Monica Emeldi, a graduate student in the University of Oregon’s Department of Education, sued her institution under Title IX after the faculty chair of her dissertation committee resigned in ostensible retaliation for her complaints about gender equity within the department. A federal district court had earlier granted summary judgment in favor of the university, but yesterday, an appellate panel of the Ninth Circuit Court of Appeals reversed that ruling and reinstated her case.
According the Ninth Circuit’s analysis, Emeldi satisfied the basic elements of a retaliation case under Title IX, including that she engaged in “protected conduct” when she presented a memo to department officials summarizing graduate students’ complaints about the department’s bias towards male graduate students and failure to hire female faculty members. Soon thereafter, Horner, the chair of her dissertation committee resigned, a consequence that the court agreed was a consequence that a jury could find “materially adverse” that “might have dissuaded a reasonable [person] from making or supporting a charge of discrimination.”
Last, the court determined that Emeldi presented sufficient evidence on which a jury could conclude that Horner’s resignation was related to her complaint, including evidence of the proximity in time between Horner’s resignation and Emeldi’s complaint, that Horner knew about Emeldi’s complaint, Horner’s gender bias in other contexts, such as favoritism to male graduate students, that Horner resigned without helping Emeldi secure a replacement chair, that Horner had in the past praised Emeldi’s work, which suggests that Horner did not resign for nondiscriminatory reasons that he claimed, and that Emeldi was unable to find a replacement chair even after asking fifteen other members of the department.

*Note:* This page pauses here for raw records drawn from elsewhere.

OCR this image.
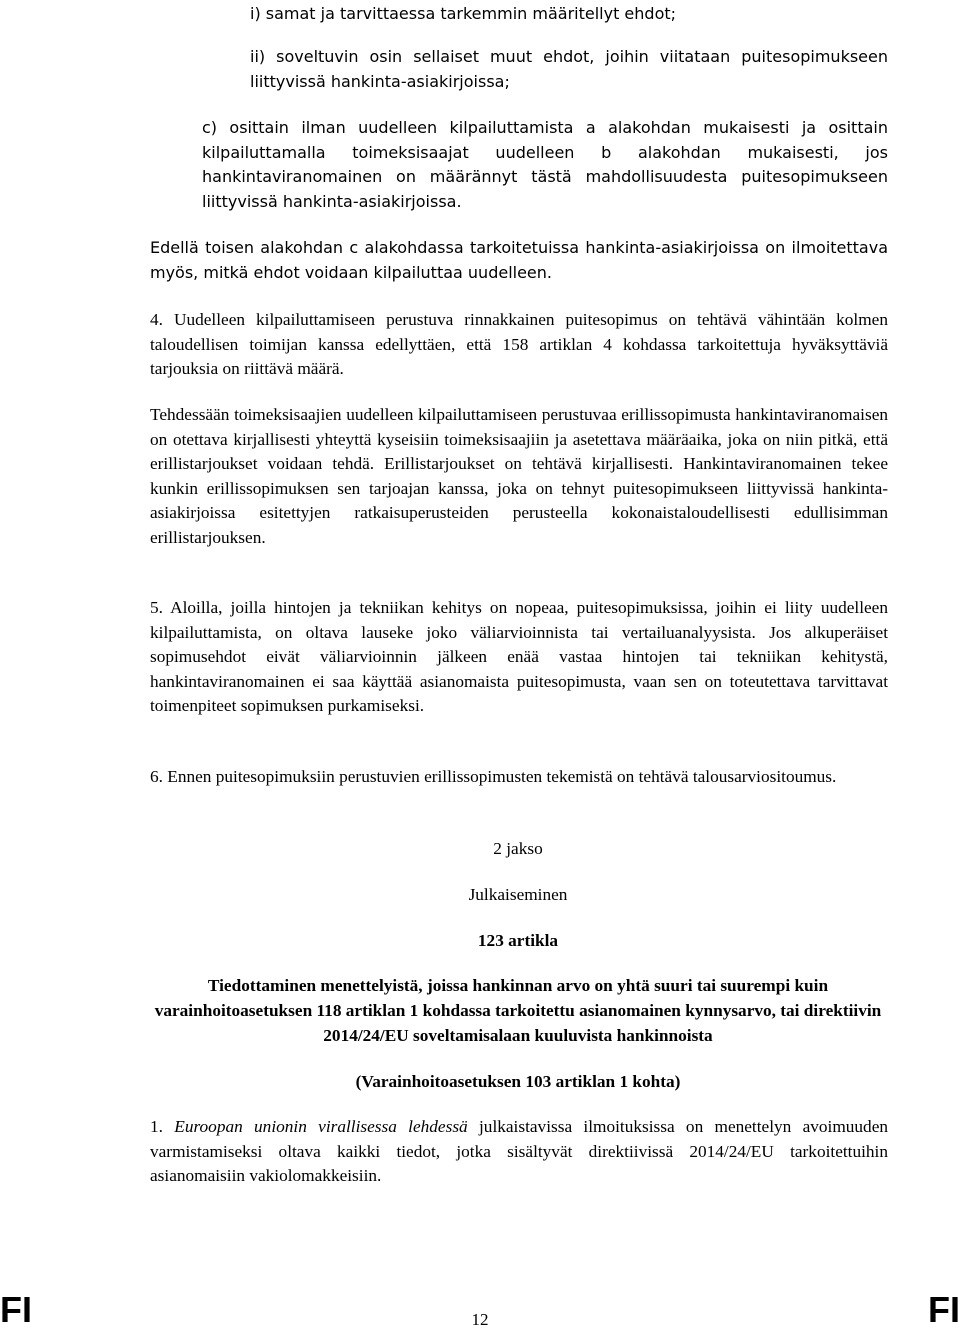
i) samat ja tarvittaessa tarkemmin määritellyt ehdot;

ii) soveltuvin osin sellaiset muut ehdot, joihin viitataan puitesopimukseen liittyvissä hankinta-asiakirjoissa;

c) osittain ilman uudelleen kilpailuttamista a alakohdan mukaisesti ja osittain kilpailuttamalla toimeksisaajat uudelleen b alakohdan mukaisesti, jos hankintaviranomainen on määrännyt tästä mahdollisuudesta puitesopimukseen liittyvissä hankinta-asiakirjoissa.

Edellä toisen alakohdan c alakohdassa tarkoitetuissa hankinta-asiakirjoissa on ilmoitettava myös, mitkä ehdot voidaan kilpailuttaa uudelleen.

4. Uudelleen kilpailuttamiseen perustuva rinnakkainen puitesopimus on tehtävä vähintään kolmen taloudellisen toimijan kanssa edellyttäen, että 158 artiklan 4 kohdassa tarkoitettuja hyväksyttäviä tarjouksia on riittävä määrä.

Tehdessään toimeksisaajien uudelleen kilpailuttamiseen perustuvaa erillissopimusta hankintaviranomaisen on otettava kirjallisesti yhteyttä kyseisiin toimeksisaajiin ja asetettava määräaika, joka on niin pitkä, että erillistarjoukset voidaan tehdä. Erillistarjoukset on tehtävä kirjallisesti. Hankintaviranomainen tekee kunkin erillissopimuksen sen tarjoajan kanssa, joka on tehnyt puitesopimukseen liittyvissä hankinta-asiakirjoissa esitettyjen ratkaisuperusteiden perusteella kokonaistaloudellisesti edullisimman erillistarjouksen.

5. Aloilla, joilla hintojen ja tekniikan kehitys on nopeaa, puitesopimuksissa, joihin ei liity uudelleen kilpailuttamista, on oltava lauseke joko väliarvioinnista tai vertailuanalyysista. Jos alkuperäiset sopimusehdot eivät väliarvioinnin jälkeen enää vastaa hintojen tai tekniikan kehitystä, hankintaviranomainen ei saa käyttää asianomaista puitesopimusta, vaan sen on toteutettava tarvittavat toimenpiteet sopimuksen purkamiseksi.

6. Ennen puitesopimuksiin perustuvien erillissopimusten tekemistä on tehtävä talousarviositoumus.

2 jakso

Julkaiseminen

123 artikla

Tiedottaminen menettelyistä, joissa hankinnan arvo on yhtä suuri tai suurempi kuin varainhoitoasetuksen 118 artiklan 1 kohdassa tarkoitettu asianomainen kynnysarvo, tai direktiivin 2014/24/EU soveltamisalaan kuuluvista hankinnoista

(Varainhoitoasetuksen 103 artiklan 1 kohta)

1. Euroopan unionin virallisessa lehdessä julkaistavissa ilmoituksissa on menettelyn avoimuuden varmistamiseksi oltava kaikki tiedot, jotka sisältyvät direktiivissä 2014/24/EU tarkoitettuihin asianomaisiin vakiolomakkeisiin.

FI	12	FI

One judge, however, dissented from the majority’s conclusion that Emeldi’s case should have a chance to reach a jury, basing his objection primary on Emeldi’s failure to provide corroborating evidence by other witnesses and relying instead on her own affidavits and testimony. The dissent concludes, “Title IX’s worthy antidiscrimination objectives notwithstanding, to let Ms. Emeldi’s claims go to a jury will serve only as a precedent-setting example of how little it takes to turn a failed supervisory relationship between a professor and his Ph.D. candidate into a federal case of gender discrimination.”
Emeldi v. Univ. of Oregon, 2012 WL 933821 (9th Cir. Mar. 21, 2012).